One question would be what scale are we talking about.


----------



## Demus (Jan 27, 2014)

HO. I'll only run 2 engines on a starter set DCC system from Walthers. I probably won't do sound and will power turnouts from a seperate transformer. I was just worried about the small power pack the set came with; barely bigger than a cell phone charger. I haven't messed with trains since I was a kid (30+ years ago) when the transformers were ALOT bigger!


----------



## D&J Railroad (Oct 4, 2013)

You should only need the basic command station. A layout in a 12 X 14 room is almost a medium sized layout unless you have it on a 4x8 in the middle of the room.
The power supplies of 30 years ago didn't have the state of the art technology now and needed the large metal core transformer. The power supplies today can do what the old power packs did plus more with less weight and size.


----------



## The New Guy (Mar 11, 2012)

D&J Railroad said:


> The power supplies today can do what the old power packs did plus more with less wait and size.

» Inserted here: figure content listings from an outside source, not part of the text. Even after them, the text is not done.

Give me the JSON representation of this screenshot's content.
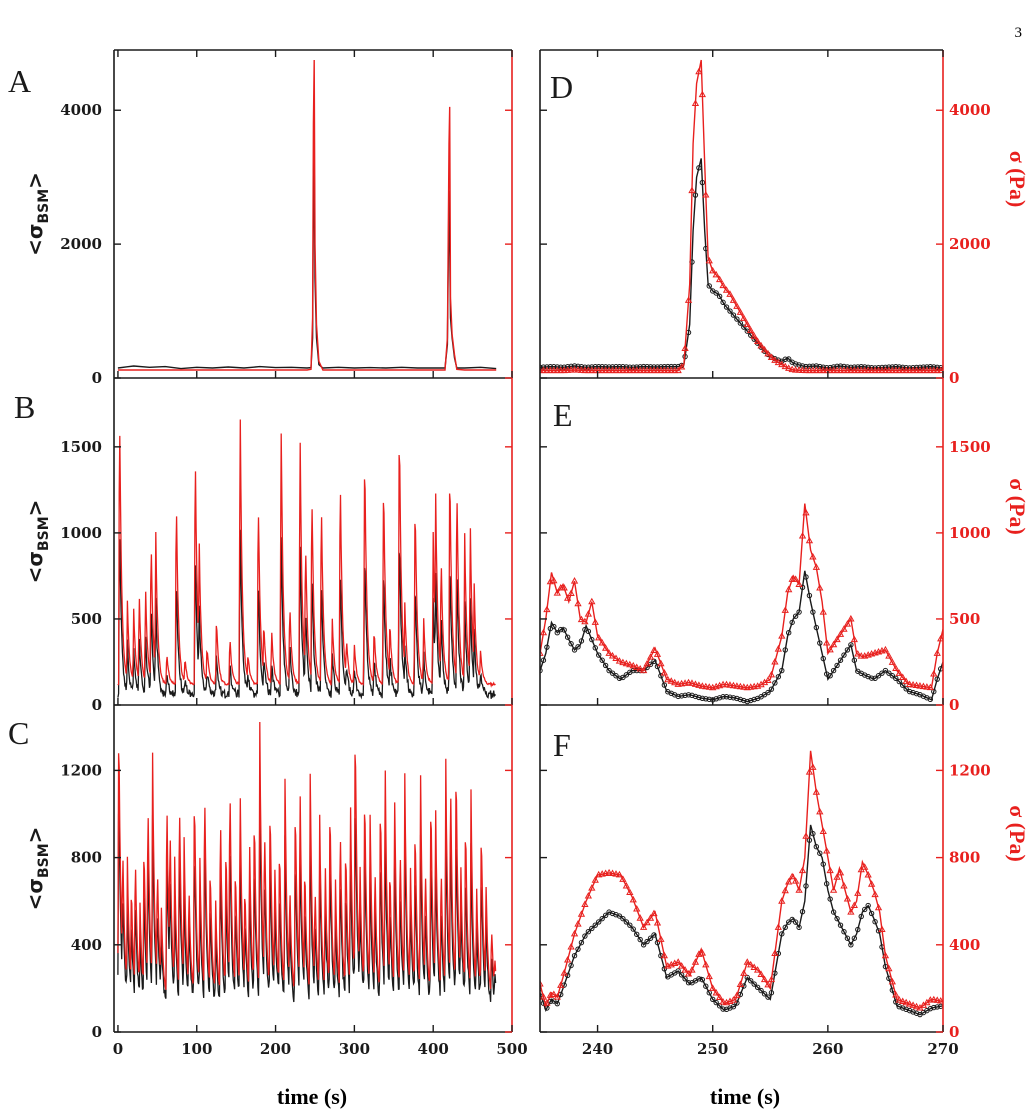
{
  "page_number": "3",
  "colors": {
    "black": "#1a1a1a",
    "red": "#e8201e"
  },
  "x_axis_label": "time (s)",
  "left_ylabel": {
    "prefix": "<σ",
    "subscript": "BSM",
    "suffix": ">"
  },
  "right_ylabel": "σ (Pa)",
  "chart_data": [
    {
      "panel": "A",
      "type": "line",
      "xlim": [
        -5,
        500
      ],
      "ylim": [
        0,
        4900
      ],
      "xticks": [
        0,
        100,
        200,
        300,
        400,
        500
      ],
      "yticks": [
        0,
        2000,
        4000
      ],
      "x": [
        0,
        20,
        40,
        60,
        80,
        100,
        120,
        140,
        160,
        180,
        200,
        220,
        240,
        245,
        247,
        248,
        249,
        250,
        252,
        255,
        260,
        280,
        300,
        320,
        340,
        360,
        380,
        400,
        415,
        418,
        420,
        421,
        422,
        424,
        427,
        430,
        440,
        460,
        480
      ],
      "series": [
        {
          "color": "black",
          "values": [
            150,
            180,
            160,
            170,
            140,
            160,
            150,
            165,
            150,
            170,
            155,
            160,
            150,
            155,
            600,
            2600,
            3300,
            1500,
            600,
            200,
            150,
            160,
            150,
            155,
            150,
            160,
            150,
            150,
            150,
            500,
            2800,
            2000,
            900,
            600,
            300,
            150,
            150,
            160,
            140
          ]
        },
        {
          "color": "red",
          "values": [
            120,
            120,
            120,
            120,
            120,
            120,
            120,
            120,
            120,
            120,
            120,
            120,
            120,
            130,
            900,
            3800,
            4750,
            2000,
            800,
            250,
            120,
            120,
            120,
            120,
            120,
            120,
            120,
            120,
            120,
            600,
            3500,
            4050,
            1200,
            650,
            350,
            130,
            120,
            120,
            120
          ]
        }
      ]
    },
    {
      "panel": "B",
      "type": "line",
      "xlim": [
        -5,
        500
      ],
      "ylim": [
        0,
        1900
      ],
      "xticks": [
        0,
        100,
        200,
        300,
        400,
        500
      ],
      "yticks": [
        0,
        500,
        1000,
        1500
      ],
      "peaks": [
        [
          2,
          1800
        ],
        [
          5,
          640
        ],
        [
          12,
          600
        ],
        [
          20,
          560
        ],
        [
          27,
          650
        ],
        [
          35,
          700
        ],
        [
          42,
          1000
        ],
        [
          48,
          1000
        ],
        [
          62,
          300
        ],
        [
          74,
          1260
        ],
        [
          85,
          280
        ],
        [
          98,
          1570
        ],
        [
          103,
          1000
        ],
        [
          113,
          350
        ],
        [
          125,
          520
        ],
        [
          142,
          400
        ],
        [
          155,
          1780
        ],
        [
          165,
          300
        ],
        [
          178,
          1250
        ],
        [
          185,
          500
        ],
        [
          195,
          450
        ],
        [
          207,
          1690
        ],
        [
          218,
          600
        ],
        [
          231,
          1640
        ],
        [
          238,
          1000
        ],
        [
          246,
          1300
        ],
        [
          258,
          1250
        ],
        [
          272,
          500
        ],
        [
          282,
          1410
        ],
        [
          290,
          400
        ],
        [
          300,
          350
        ],
        [
          313,
          1550
        ],
        [
          325,
          450
        ],
        [
          337,
          1380
        ],
        [
          345,
          500
        ],
        [
          357,
          1720
        ],
        [
          364,
          600
        ],
        [
          377,
          1240
        ],
        [
          388,
          500
        ],
        [
          400,
          1000
        ],
        [
          403,
          1310
        ],
        [
          410,
          900
        ],
        [
          421,
          1450
        ],
        [
          430,
          1340
        ],
        [
          440,
          1000
        ],
        [
          447,
          1100
        ],
        [
          452,
          700
        ],
        [
          460,
          320
        ]
      ],
      "baseline": {
        "black": 60,
        "red": 120
      },
      "black_scale": 0.62,
      "x_end": 480
    },
    {
      "panel": "C",
      "type": "line",
      "xlim": [
        -5,
        500
      ],
      "ylim": [
        0,
        1500
      ],
      "xticks": [
        0,
        100,
        200,
        300,
        400,
        500
      ],
      "yticks": [
        0,
        400,
        800,
        1200
      ],
      "peaks": [
        [
          1,
          1500
        ],
        [
          6,
          900
        ],
        [
          12,
          800
        ],
        [
          17,
          700
        ],
        [
          22,
          850
        ],
        [
          28,
          600
        ],
        [
          33,
          900
        ],
        [
          38,
          1120
        ],
        [
          44,
          1280
        ],
        [
          50,
          800
        ],
        [
          55,
          600
        ],
        [
          62,
          1130
        ],
        [
          66,
          1000
        ],
        [
          72,
          800
        ],
        [
          78,
          1120
        ],
        [
          84,
          900
        ],
        [
          90,
          700
        ],
        [
          97,
          1160
        ],
        [
          104,
          800
        ],
        [
          110,
          1170
        ],
        [
          117,
          800
        ],
        [
          124,
          600
        ],
        [
          130,
          1050
        ],
        [
          137,
          900
        ],
        [
          142,
          1200
        ],
        [
          149,
          800
        ],
        [
          155,
          1150
        ],
        [
          161,
          700
        ],
        [
          167,
          900
        ],
        [
          173,
          1050
        ],
        [
          180,
          1420
        ],
        [
          186,
          1000
        ],
        [
          193,
          1100
        ],
        [
          199,
          800
        ],
        [
          205,
          900
        ],
        [
          212,
          1160
        ],
        [
          218,
          700
        ],
        [
          225,
          1100
        ],
        [
          231,
          1160
        ],
        [
          237,
          800
        ],
        [
          244,
          1180
        ],
        [
          250,
          700
        ],
        [
          256,
          1000
        ],
        [
          263,
          800
        ],
        [
          269,
          1100
        ],
        [
          276,
          700
        ],
        [
          282,
          1000
        ],
        [
          289,
          900
        ],
        [
          295,
          1100
        ],
        [
          301,
          1500
        ],
        [
          307,
          800
        ],
        [
          313,
          1160
        ],
        [
          320,
          1000
        ],
        [
          326,
          800
        ],
        [
          333,
          1120
        ],
        [
          339,
          1280
        ],
        [
          345,
          800
        ],
        [
          351,
          1130
        ],
        [
          358,
          900
        ],
        [
          364,
          1190
        ],
        [
          371,
          800
        ],
        [
          377,
          1000
        ],
        [
          384,
          1180
        ],
        [
          390,
          800
        ],
        [
          397,
          1130
        ],
        [
          403,
          1080
        ],
        [
          410,
          800
        ],
        [
          416,
          1250
        ],
        [
          422,
          1220
        ],
        [
          429,
          1300
        ],
        [
          435,
          800
        ],
        [
          441,
          1020
        ],
        [
          448,
          1110
        ],
        [
          455,
          700
        ],
        [
          461,
          980
        ],
        [
          467,
          700
        ],
        [
          474,
          500
        ],
        [
          478,
          350
        ]
      ],
      "baseline": {
        "black": 100,
        "red": 140
      },
      "black_scale": 0.78,
      "x_end": 480
    },
    {
      "panel": "D",
      "type": "line",
      "xlim": [
        235,
        270
      ],
      "ylim": [
        0,
        4900
      ],
      "xticks": [
        240,
        250,
        260,
        270
      ],
      "yticks": [
        0,
        2000,
        4000
      ],
      "x": [
        235,
        236,
        237,
        238,
        239,
        240,
        241,
        242,
        243,
        244,
        245,
        246,
        247,
        247.5,
        248,
        248.3,
        248.6,
        249,
        249.3,
        249.6,
        250,
        250.5,
        251,
        251.5,
        252,
        252.5,
        253,
        253.5,
        254,
        254.5,
        255,
        255.5,
        256,
        256.5,
        257,
        258,
        259,
        260,
        261,
        262,
        263,
        264,
        265,
        266,
        267,
        268,
        269,
        270
      ],
      "series": [
        {
          "color": "black",
          "values": [
            160,
            170,
            160,
            180,
            160,
            170,
            165,
            170,
            160,
            170,
            165,
            170,
            170,
            200,
            800,
            2200,
            3000,
            3280,
            2200,
            1400,
            1300,
            1250,
            1100,
            1000,
            900,
            800,
            700,
            600,
            500,
            400,
            320,
            280,
            250,
            300,
            220,
            170,
            180,
            150,
            180,
            160,
            170,
            150,
            160,
            170,
            150,
            160,
            170,
            150
          ]
        },
        {
          "color": "red",
          "values": [
            110,
            110,
            110,
            120,
            110,
            110,
            110,
            110,
            110,
            110,
            110,
            110,
            110,
            200,
            1400,
            3500,
            4400,
            4750,
            3200,
            1800,
            1600,
            1500,
            1350,
            1250,
            1100,
            950,
            800,
            650,
            520,
            420,
            320,
            250,
            200,
            150,
            120,
            110,
            110,
            110,
            110,
            110,
            110,
            110,
            110,
            110,
            110,
            110,
            110,
            110
          ]
        }
      ]
    },
    {
      "panel": "E",
      "type": "line",
      "xlim": [
        235,
        270
      ],
      "ylim": [
        0,
        1900
      ],
      "xticks": [
        240,
        250,
        260,
        270
      ],
      "yticks": [
        0,
        500,
        1000,
        1500
      ],
      "x": [
        235,
        235.5,
        236,
        236.5,
        237,
        237.5,
        238,
        238.5,
        239,
        239.5,
        240,
        241,
        242,
        243,
        244,
        245,
        246,
        247,
        248,
        249,
        250,
        251,
        252,
        253,
        254,
        255,
        256,
        256.5,
        257,
        257.5,
        258,
        258.5,
        259,
        259.5,
        260,
        260.5,
        261,
        261.5,
        262,
        262.5,
        263,
        264,
        265,
        266,
        267,
        268,
        269,
        269.5,
        270
      ],
      "series": [
        {
          "color": "black",
          "values": [
            200,
            300,
            480,
            420,
            450,
            380,
            320,
            350,
            460,
            380,
            300,
            200,
            150,
            200,
            200,
            260,
            80,
            50,
            60,
            40,
            30,
            50,
            40,
            20,
            40,
            80,
            200,
            400,
            500,
            540,
            780,
            600,
            450,
            300,
            150,
            200,
            250,
            300,
            350,
            200,
            180,
            150,
            200,
            150,
            80,
            60,
            30,
            150,
            250
          ]
        },
        {
          "color": "red",
          "values": [
            300,
            500,
            770,
            650,
            700,
            600,
            720,
            500,
            480,
            600,
            400,
            300,
            250,
            230,
            200,
            330,
            150,
            120,
            130,
            110,
            100,
            120,
            110,
            100,
            110,
            150,
            400,
            650,
            750,
            700,
            1170,
            900,
            800,
            600,
            300,
            350,
            400,
            450,
            500,
            300,
            280,
            300,
            320,
            200,
            120,
            110,
            100,
            300,
            440
          ]
        }
      ]
    },
    {
      "panel": "F",
      "type": "line",
      "xlim": [
        235,
        270
      ],
      "ylim": [
        0,
        1500
      ],
      "xticks": [
        240,
        250,
        260,
        270
      ],
      "yticks": [
        0,
        400,
        800,
        1200
      ],
      "x": [
        235,
        235.5,
        236,
        236.5,
        237,
        238,
        239,
        240,
        241,
        242,
        243,
        244,
        245,
        246,
        247,
        248,
        249,
        250,
        251,
        252,
        253,
        254,
        255,
        256,
        256.5,
        257,
        257.5,
        258,
        258.5,
        259,
        259.5,
        260,
        260.5,
        261,
        261.5,
        262,
        262.5,
        263,
        263.5,
        264,
        264.5,
        265,
        266,
        267,
        268,
        269,
        270
      ],
      "series": [
        {
          "color": "black",
          "values": [
            180,
            100,
            150,
            130,
            200,
            350,
            450,
            500,
            550,
            530,
            480,
            400,
            450,
            250,
            280,
            220,
            250,
            150,
            100,
            120,
            250,
            200,
            150,
            450,
            500,
            520,
            480,
            600,
            950,
            850,
            800,
            650,
            550,
            500,
            450,
            400,
            450,
            550,
            580,
            520,
            450,
            300,
            120,
            100,
            80,
            110,
            120
          ]
        },
        {
          "color": "red",
          "values": [
            220,
            120,
            180,
            160,
            250,
            450,
            600,
            720,
            730,
            720,
            620,
            480,
            550,
            300,
            320,
            260,
            380,
            200,
            130,
            150,
            320,
            280,
            200,
            600,
            680,
            720,
            650,
            800,
            1290,
            1100,
            950,
            800,
            650,
            750,
            650,
            550,
            600,
            780,
            720,
            650,
            550,
            350,
            150,
            130,
            110,
            150,
            140
          ]
        }
      ]
    }
  ]
}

To clarify, are you saying the electrons move faster, or the power supplies are more svelte?


----------



## D&J Railroad (Oct 4, 2013)

Yeah, not watching what I was typing. Fixed it now.


----------



## gumguy (Feb 11, 2014)

I have available a Bachman 6605 transformer with two terminal hookups one for DC for track and AC for other. (0-17 VDC and 20VAC with max output 6VA 50/60HZ) My question is can I use this transformer with Lionel Lion Chief. Any suggestions welcome.


----------



## Davidfd85 (Jul 4, 2011)

I have a 10 X 14 HO, 2 mainline around the room layout with a flood loader area, switching area and a yard. I'm using the NCE Power cab DCC system. Like has been said I ran a large bus wire ( I used 12ga) and then feeders (22ga) off that about every 3 feet or so. I can run two engines (one with sound) with no problems with power shortage at all.


----------



## Demus (Jan 27, 2014)

You guys really think every 3' is necessary? I'm running mine on a basic figure 8 right now on just the 1 power connection and it's fine...


----------



## DonR (Oct 18, 2012)

Demus said:


> You guys really think every 3' is necessary? I'm running mine on a basic figure 8 right now on just the 1 power connection and it's fine...


For most small HO DCC layouts a drop every 3 feet would be overkill.

My follow the walls main on my room size layout could be powered by 
four drops, one in each corner. However, since I use power routing
Peco turnouts, diverging rails must also have drops to avoid loss of
power when points set against the diverging track.

If you add sound locomotives you may want to increase the number
of drops if you see performance is falling.

Don


----------



## Demus (Jan 27, 2014)

Makes sense, thanks Don!


----------